Cram ML: Generalized ML Learning — ml

This function performs batch-wise learning for machine learning models.

Usage

ml_learning(
  data,
  formula = NULL,
  batch,
  parallelize_batch = FALSE,
  loss_name = NULL,
  caret_params = NULL,
  custom_fit = NULL,
  custom_predict = NULL,
  custom_loss = NULL,
  n_cores = detectCores() - 1,
  classify = FALSE
)

Arguments

data: A matrix or data frame of features. Must include the target variable.
formula: Formula specifying the relationship between the target and predictors for supervised learning.
batch: Either an integer specifying the number of batches (randomly sampled) or a vector of length equal to the sample size indicating batch assignment for each observation.
parallelize_batch: Logical. Whether to parallelize batch processing. Defaults to `FALSE`.
loss_name: The name of the loss function to be used (e.g., `"se"`, `"logloss"`).
caret_params: A list of parameters to pass to the `caret::train()` function. - Required: `method` (e.g., `"glm"`, `"rf"`).
custom_fit: A custom function for training user-defined models. Defaults to `NULL`.
custom_predict: A custom function for making predictions from user-defined models.
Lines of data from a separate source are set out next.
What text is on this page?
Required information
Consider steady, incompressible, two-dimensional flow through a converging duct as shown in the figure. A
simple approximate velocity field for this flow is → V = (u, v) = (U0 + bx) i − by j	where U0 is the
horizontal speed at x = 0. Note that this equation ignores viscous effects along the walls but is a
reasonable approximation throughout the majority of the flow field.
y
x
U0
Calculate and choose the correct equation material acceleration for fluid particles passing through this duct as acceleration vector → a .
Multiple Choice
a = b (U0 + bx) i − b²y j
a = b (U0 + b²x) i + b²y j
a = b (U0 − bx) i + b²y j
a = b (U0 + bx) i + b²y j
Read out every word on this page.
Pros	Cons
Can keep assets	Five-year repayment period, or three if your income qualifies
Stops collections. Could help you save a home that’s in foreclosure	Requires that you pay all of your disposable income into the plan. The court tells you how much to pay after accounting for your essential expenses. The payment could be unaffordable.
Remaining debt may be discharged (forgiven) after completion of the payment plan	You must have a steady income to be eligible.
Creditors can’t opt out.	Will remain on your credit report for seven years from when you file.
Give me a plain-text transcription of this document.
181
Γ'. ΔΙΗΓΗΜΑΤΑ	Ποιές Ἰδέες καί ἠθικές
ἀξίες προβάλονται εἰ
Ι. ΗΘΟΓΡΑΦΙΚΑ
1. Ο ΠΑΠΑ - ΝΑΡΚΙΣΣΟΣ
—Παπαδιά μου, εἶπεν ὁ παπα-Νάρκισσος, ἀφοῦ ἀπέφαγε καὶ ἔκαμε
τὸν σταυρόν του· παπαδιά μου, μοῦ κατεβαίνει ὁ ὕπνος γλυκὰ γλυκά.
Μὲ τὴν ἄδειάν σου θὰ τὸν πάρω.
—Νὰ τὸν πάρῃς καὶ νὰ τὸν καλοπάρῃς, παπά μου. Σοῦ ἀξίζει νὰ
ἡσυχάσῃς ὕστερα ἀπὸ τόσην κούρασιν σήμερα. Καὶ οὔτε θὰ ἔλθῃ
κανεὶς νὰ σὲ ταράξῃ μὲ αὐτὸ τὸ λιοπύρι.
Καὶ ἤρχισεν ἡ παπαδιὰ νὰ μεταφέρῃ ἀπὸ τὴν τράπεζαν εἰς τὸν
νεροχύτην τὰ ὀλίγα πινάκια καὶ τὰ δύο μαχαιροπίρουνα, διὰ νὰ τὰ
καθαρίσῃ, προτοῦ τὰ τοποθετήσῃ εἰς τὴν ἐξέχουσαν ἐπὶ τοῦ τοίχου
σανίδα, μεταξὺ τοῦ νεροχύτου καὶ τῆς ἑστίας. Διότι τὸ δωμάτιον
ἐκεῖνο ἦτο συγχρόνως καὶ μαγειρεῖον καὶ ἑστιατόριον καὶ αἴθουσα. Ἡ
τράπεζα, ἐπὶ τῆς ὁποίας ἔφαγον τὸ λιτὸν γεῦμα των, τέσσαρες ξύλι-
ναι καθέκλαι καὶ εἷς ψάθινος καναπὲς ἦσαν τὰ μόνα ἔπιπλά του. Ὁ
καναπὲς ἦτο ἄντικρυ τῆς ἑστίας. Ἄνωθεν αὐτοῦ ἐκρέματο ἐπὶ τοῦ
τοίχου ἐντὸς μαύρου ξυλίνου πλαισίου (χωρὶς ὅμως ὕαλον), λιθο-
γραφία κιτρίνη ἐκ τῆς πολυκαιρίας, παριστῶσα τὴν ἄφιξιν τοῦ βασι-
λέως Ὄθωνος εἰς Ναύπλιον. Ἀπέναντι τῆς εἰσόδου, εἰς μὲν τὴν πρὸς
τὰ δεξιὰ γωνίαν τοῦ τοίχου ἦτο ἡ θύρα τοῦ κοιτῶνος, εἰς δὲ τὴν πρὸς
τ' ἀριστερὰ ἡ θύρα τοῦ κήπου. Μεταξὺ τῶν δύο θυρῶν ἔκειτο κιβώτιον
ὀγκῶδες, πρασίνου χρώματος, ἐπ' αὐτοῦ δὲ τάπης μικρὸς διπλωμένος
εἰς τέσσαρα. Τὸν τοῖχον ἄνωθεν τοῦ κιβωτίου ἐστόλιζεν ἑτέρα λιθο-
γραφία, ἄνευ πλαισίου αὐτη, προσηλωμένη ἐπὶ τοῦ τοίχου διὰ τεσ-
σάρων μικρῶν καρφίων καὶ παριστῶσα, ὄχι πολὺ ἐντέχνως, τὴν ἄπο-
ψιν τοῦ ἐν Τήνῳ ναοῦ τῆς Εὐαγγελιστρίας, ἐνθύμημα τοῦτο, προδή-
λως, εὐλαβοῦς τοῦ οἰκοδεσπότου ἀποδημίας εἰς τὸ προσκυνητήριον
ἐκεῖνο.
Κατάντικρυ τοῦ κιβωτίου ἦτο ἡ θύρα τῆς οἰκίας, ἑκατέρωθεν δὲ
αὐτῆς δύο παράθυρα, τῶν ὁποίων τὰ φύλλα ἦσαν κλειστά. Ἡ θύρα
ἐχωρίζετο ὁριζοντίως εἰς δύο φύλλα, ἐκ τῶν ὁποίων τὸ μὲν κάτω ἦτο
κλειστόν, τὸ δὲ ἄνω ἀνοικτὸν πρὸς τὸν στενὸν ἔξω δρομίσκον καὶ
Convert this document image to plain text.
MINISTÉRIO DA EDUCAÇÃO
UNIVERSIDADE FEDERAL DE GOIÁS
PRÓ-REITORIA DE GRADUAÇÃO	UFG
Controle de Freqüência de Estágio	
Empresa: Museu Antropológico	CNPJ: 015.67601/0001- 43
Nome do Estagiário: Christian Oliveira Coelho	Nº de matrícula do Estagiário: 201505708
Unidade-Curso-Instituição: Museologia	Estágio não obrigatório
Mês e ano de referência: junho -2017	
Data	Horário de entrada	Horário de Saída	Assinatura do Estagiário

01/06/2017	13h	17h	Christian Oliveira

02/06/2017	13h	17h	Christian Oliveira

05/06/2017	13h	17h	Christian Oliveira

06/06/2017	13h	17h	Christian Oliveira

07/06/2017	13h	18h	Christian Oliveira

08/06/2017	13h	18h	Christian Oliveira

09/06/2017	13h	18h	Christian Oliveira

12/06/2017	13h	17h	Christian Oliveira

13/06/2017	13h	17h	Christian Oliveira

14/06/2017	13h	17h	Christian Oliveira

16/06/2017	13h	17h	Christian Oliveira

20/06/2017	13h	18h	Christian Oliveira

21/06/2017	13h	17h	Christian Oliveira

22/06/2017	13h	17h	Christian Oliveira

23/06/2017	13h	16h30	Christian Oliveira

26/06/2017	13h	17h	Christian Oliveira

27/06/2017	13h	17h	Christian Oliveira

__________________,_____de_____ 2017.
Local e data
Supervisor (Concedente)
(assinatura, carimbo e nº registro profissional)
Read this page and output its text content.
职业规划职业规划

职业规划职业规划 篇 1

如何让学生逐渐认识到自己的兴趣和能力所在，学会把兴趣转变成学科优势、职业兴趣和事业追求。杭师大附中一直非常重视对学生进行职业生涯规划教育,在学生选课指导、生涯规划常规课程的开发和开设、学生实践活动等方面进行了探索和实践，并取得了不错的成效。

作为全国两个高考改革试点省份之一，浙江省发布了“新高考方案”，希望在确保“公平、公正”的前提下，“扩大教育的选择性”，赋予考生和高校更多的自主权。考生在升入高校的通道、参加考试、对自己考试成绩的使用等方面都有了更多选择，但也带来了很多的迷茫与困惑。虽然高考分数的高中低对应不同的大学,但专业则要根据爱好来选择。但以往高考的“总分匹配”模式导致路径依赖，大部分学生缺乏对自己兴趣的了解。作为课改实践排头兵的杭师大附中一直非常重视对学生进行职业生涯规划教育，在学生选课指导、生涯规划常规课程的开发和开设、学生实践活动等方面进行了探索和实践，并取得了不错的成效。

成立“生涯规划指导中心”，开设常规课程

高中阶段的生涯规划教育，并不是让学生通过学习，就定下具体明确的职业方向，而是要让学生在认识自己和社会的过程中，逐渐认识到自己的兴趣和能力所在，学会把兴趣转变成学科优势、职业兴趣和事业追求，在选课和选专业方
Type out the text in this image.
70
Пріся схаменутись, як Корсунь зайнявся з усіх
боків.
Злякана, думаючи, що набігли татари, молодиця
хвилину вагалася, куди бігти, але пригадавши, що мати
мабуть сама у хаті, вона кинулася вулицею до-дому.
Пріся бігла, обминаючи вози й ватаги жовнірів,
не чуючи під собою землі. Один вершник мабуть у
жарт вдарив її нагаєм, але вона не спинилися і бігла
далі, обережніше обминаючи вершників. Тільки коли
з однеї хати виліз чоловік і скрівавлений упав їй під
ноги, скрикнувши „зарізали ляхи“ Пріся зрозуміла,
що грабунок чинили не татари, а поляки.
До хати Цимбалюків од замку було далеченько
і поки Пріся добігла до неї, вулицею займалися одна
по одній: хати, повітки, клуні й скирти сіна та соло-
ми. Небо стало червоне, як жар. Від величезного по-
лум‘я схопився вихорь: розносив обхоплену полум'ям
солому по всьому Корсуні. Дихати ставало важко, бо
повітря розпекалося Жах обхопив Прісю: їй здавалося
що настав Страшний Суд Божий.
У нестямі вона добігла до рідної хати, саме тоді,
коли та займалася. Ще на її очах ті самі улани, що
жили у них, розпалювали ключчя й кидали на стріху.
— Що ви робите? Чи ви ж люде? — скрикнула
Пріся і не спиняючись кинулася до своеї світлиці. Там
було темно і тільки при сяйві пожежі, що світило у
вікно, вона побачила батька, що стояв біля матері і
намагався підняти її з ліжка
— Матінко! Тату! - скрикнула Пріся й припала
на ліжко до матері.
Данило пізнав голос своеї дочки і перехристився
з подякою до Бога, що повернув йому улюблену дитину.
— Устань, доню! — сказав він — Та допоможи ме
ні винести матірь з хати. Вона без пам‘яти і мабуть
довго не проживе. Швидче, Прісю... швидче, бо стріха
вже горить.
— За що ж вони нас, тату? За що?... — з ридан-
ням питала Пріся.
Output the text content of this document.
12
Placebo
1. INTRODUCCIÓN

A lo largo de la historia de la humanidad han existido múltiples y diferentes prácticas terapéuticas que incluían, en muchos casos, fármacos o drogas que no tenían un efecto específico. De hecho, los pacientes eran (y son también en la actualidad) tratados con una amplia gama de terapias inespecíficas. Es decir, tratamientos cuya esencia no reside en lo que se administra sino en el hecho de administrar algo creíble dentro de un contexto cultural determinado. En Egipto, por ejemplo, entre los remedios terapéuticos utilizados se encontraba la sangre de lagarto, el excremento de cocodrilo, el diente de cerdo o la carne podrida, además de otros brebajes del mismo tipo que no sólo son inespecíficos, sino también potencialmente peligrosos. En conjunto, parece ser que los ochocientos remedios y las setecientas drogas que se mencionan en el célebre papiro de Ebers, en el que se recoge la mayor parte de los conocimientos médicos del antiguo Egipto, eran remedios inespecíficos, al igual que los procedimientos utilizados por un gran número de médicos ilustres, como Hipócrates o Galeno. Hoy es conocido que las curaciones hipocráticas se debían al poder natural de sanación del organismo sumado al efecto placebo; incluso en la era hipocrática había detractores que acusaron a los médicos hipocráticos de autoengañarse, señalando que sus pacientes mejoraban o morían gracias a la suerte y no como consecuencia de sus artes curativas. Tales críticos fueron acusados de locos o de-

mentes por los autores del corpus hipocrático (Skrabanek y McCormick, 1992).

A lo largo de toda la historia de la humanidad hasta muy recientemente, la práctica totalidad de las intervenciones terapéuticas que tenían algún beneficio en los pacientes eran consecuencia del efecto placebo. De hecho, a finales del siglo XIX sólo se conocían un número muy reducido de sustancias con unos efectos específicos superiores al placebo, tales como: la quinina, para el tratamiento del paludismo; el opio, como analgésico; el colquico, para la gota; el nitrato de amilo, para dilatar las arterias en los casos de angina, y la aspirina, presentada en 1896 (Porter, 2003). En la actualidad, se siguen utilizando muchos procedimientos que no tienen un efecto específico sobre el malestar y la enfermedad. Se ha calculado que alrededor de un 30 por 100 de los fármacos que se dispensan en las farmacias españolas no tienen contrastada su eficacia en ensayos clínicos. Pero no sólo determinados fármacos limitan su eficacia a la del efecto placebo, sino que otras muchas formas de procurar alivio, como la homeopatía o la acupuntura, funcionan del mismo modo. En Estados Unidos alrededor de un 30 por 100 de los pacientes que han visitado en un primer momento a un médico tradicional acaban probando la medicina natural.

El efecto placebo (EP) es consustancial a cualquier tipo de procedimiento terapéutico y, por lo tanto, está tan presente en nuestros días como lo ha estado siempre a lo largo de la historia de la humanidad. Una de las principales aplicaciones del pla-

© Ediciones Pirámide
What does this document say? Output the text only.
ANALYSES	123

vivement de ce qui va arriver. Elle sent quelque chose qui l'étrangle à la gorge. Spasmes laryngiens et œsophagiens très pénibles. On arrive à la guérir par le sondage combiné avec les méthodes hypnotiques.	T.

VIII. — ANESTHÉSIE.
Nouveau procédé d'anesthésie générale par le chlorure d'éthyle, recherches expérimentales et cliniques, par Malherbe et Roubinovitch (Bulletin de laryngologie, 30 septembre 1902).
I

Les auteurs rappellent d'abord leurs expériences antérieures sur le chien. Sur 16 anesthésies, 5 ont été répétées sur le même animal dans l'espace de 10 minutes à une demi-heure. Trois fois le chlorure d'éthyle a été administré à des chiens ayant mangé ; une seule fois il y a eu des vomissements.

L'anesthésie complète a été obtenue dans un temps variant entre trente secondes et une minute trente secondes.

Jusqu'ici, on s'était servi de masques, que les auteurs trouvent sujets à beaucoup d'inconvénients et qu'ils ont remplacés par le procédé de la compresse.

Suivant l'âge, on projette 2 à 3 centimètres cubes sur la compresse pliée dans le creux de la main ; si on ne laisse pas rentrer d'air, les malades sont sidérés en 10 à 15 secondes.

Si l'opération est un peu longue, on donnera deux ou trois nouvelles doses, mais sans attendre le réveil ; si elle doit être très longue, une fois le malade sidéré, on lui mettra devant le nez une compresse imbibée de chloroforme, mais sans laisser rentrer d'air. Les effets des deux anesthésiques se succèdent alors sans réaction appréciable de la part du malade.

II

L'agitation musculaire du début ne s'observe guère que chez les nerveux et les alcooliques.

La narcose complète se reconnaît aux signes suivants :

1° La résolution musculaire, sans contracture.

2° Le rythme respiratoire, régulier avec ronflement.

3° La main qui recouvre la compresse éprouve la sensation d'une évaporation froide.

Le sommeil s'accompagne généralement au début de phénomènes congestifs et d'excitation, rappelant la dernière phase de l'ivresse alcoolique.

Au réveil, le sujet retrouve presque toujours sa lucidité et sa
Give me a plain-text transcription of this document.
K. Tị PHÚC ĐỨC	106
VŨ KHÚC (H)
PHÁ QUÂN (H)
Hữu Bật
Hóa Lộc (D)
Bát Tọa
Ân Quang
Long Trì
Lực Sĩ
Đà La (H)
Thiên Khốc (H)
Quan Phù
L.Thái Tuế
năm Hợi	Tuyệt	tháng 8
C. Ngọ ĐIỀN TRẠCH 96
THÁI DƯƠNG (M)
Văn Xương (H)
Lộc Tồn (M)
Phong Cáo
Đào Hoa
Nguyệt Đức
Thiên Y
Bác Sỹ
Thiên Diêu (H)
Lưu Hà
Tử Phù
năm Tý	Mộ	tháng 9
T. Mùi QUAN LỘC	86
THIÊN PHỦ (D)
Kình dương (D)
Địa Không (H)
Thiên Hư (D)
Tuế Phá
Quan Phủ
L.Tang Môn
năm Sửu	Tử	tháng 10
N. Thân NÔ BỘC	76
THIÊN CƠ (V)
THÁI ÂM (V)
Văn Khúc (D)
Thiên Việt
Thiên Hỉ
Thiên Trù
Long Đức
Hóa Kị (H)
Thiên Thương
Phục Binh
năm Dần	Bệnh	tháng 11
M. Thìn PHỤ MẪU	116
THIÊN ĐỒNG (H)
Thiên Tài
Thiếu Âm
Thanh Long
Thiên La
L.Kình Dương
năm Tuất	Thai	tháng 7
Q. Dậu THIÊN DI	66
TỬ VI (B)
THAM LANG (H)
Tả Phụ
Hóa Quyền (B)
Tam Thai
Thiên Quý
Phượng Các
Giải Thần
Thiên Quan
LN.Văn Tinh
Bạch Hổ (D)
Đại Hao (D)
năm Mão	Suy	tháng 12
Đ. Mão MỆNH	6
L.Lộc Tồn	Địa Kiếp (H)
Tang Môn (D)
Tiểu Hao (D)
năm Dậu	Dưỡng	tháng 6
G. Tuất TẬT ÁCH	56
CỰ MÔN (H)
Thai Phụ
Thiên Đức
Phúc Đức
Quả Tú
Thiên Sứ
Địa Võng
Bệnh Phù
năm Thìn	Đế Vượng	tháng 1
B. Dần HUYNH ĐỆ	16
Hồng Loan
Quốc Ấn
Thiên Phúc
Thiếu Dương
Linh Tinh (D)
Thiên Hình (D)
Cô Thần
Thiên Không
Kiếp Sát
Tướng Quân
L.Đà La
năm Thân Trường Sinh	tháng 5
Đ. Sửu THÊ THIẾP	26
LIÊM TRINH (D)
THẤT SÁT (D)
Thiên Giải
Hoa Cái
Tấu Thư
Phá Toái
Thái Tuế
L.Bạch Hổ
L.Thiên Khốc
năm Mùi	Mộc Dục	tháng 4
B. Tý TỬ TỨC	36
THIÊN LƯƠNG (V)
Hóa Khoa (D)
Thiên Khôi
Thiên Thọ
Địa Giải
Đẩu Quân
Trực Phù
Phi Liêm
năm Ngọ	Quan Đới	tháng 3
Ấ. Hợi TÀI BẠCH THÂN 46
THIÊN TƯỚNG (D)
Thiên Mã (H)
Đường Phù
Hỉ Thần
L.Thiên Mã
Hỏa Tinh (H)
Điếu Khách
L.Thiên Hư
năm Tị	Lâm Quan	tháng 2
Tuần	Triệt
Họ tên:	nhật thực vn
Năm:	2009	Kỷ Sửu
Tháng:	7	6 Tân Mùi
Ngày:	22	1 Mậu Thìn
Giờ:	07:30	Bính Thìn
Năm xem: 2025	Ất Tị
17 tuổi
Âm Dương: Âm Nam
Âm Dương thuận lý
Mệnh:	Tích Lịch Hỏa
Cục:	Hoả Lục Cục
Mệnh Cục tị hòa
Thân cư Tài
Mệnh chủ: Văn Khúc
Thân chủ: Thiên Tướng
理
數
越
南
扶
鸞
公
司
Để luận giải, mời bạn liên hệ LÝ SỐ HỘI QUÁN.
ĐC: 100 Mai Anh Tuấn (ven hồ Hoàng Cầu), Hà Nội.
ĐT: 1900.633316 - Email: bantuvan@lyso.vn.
Defaults to `NULL`.
custom_loss: Optional custom function for computing the loss of a trained model on the data. Should return a vector containing per-instance losses.
n_cores: Number of CPU cores to use for parallel processing (`parallelize_batch = TRUE`). Defaults to `detectCores() - 1`.
classify: Indicate if this is a classification problem. Defaults to FALSE

Value

A list containing:

final_ml_model: The final trained ML model.
losses: A matrix of losses where each column represents a batch's trained model. The first column contains zeros (baseline model).
batch_indices: The indices of observations in each batch.